Bridging Loans are meant for resolving short-term money needs. They are used to bridge the cash deficit that occurs in the purchase of a house, its improvisation, and are used even to help in your business. If you have an instant requirement for cash and your savings have gone into the home you have, these loans help you tide over such cases, until you attain stability. As the borrowers have the resources that can to be converted to cash, such loans are instantly approved, unlike other conventional loans that take lot of time to process, and involve heavy paperwork.
People without regular income, and those with bad credit are also sanctioned Bridging Loans despite the risk involved. If you are about to buy a home and sell the old one, you can secure a bridging loan by getting a mortgage on the new property, and taking out a second mortgage on the property being sold. You can borrow up to 65 per cent of the worth of your home. It is generally high for residential properties, but the amount may vary with the lender. Rate of interest is between 12-15 per cent, with terms up to three years.
Bridging Loans are interim financing measures till another stage financing is arranged. Such loans are costlier than usual ones due to high interest rate, equity participation and various fees by the lenders in many cases. Lenders may also require loan-to-value ratio and cross-collateralization to further lower the risk. Though costly, the loans can always save you from the risk of falling through a deal.
If there is a property boom, there is not much activity in the bridging-loan market, as homes can be sold quickly in such a situation. Once there is not much market, people opt for these loans. Loans also come from individuals, investment pools, and businesses that offer high interest loans, because banks generally have difficulty justifying its lending practice to government regulators and investors. The loans are helpful in business enterprise capital and corporate finance in case of companies running out of cash stuck between consecutive major private equity financings, companies searching for a big investor or acquirer, and as final debt financing ahead of an initial public offering.

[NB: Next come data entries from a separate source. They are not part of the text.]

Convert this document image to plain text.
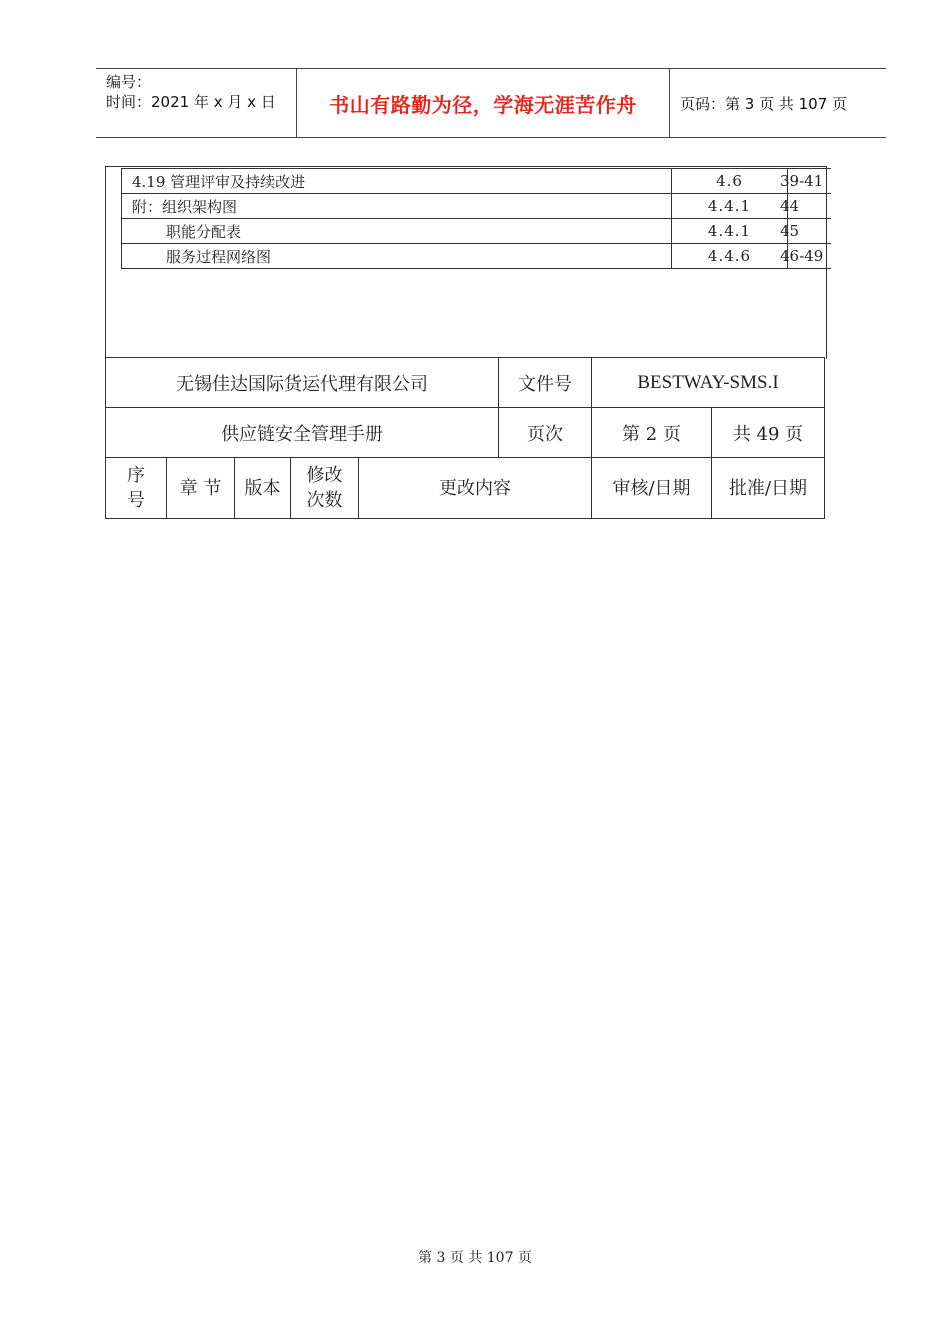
编号：
时间：2021 年 x 月 x 日	书山有路勤为径，学海无涯苦作舟	页码：第 3 页 共 107 页
4.19 管理评审及持续改进	4.6	39-41
附：组织架构图	4.4.1	44
职能分配表	4.4.1	45
服务过程网络图	4.4.6	46-49
无锡佳达国际货运代理有限公司					文件号	BESTWAY-SMS.I	
供应链安全管理手册					页次	第 2 页	共 49 页
序号	章 节	版本	修改次数	更改内容		审核/日期	批准/日期
第 3 页 共 107 页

The two main types of Bridge Loans are the 'closed' bridge and the 'open' bridge. A closed bridge is sanctioned to home buyers where the sale of the old property has been exchanged and there is a predetermined time frame. In an open bridge the home owner has yet to put the home on the market and there is no fixed pay off date. Naturally lenders need lot of supporting information in this case unlike closed bridge, and they will insist on you having ample equity on your existing property. Lenders can put a 12 month limit on an open bridge after which there is renegotiation- depending on the property market and interest payment etc. Mortgage offer on the new property, property details, proof of marketing of the existing property etc, are to be provided to the lender, along with your exit strategy in case the sale falls through.
Bridging Loans are also used for commercial real estate purchases to close deals quickly and retrieve real estate from foreclosure, despite the speculation and risk. The loans on property are repaid once the property is sold, refinanced with a traditional lender, or in case of mortgage financing. It is advised that you spend ample time choosing the right lender for you, however short-term your need may be.